For black women, who accounted for more than 26,000 new breast cancer cases last year, the findings couldn't be more welcome.
In their study, which was published online in the journal Nature, the Washington University team suggests that basal-like breast tumors, one of the deadliest forms of the disease that has been shown to disproportionately affect younger women and those who are African-American, has a similar genetic makeup to ovarian tumors and could potentially be treated with the same drugs.

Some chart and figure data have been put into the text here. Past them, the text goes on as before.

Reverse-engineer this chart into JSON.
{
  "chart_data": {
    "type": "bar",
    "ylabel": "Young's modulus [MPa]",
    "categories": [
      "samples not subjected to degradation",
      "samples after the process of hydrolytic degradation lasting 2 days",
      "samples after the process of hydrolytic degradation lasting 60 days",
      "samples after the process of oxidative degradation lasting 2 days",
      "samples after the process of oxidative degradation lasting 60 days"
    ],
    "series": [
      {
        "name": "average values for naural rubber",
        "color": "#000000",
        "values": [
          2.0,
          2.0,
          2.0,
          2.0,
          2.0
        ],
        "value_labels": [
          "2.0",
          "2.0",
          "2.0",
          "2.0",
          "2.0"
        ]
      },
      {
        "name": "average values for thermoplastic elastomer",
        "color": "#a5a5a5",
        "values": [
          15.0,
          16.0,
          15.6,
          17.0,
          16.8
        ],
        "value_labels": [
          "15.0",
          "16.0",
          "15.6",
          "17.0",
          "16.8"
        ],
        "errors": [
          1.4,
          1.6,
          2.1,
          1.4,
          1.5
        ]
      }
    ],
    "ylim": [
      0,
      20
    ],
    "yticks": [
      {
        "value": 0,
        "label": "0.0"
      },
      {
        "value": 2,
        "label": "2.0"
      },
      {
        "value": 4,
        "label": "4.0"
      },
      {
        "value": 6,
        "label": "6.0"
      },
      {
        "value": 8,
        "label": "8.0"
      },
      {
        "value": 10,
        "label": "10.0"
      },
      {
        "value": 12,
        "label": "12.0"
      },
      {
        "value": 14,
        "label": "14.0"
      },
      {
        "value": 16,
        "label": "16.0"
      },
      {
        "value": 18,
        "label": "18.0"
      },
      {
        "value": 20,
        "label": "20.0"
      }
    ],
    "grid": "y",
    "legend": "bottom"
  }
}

That means some patients may be able to forgo the less effective, side-effect laden anthracycline-based chemotherapy treatment typically used to treat basal-like tumors, treatments that have been known to cause heart problems and lead to the development of other cancers, including leukemia.
"Now, we can investigate which drugs work best for patients based on the genetic profiles of their tumors," the study's co-leader, Matthew J. Ellis, said in a release. "For basal-like breast tumors, it's clear they are genetically more similar to ovarian tumors than to other breast cancers. Whether they can be treated the same way is an intriguing possibility that needs to be explored."
Ellis' research follows a discovery made by doctors at the North Shore-LIJ Health System and the Feinstein Institute for Medical Research in New York earlier this year, which found genetic differences in how triple-negative breast tumors develop among black women and their caucasian counterparts.
Similarly, researchers concluded that personalizing cancer drug treatment so that it targets the genetic make up of a particular tumour rather than presuming one therapy can treat multiple, similar-looking tumours may be the best approach.
According to George Sledge, M.D., a medical contributor to BreastCancer.org, basal-like cancers and triple-negative cancers overlap with each other, though not all triple-negative breast cancers are basal-like, and not all basal cancers are triple-negative. The definition of basal cancer is derived from genetics, Sledge said, while triple negative cancer is classified as such depending on whether a tumor's growth is fueled by the hormones estrogen, progesterone and the gene HER2.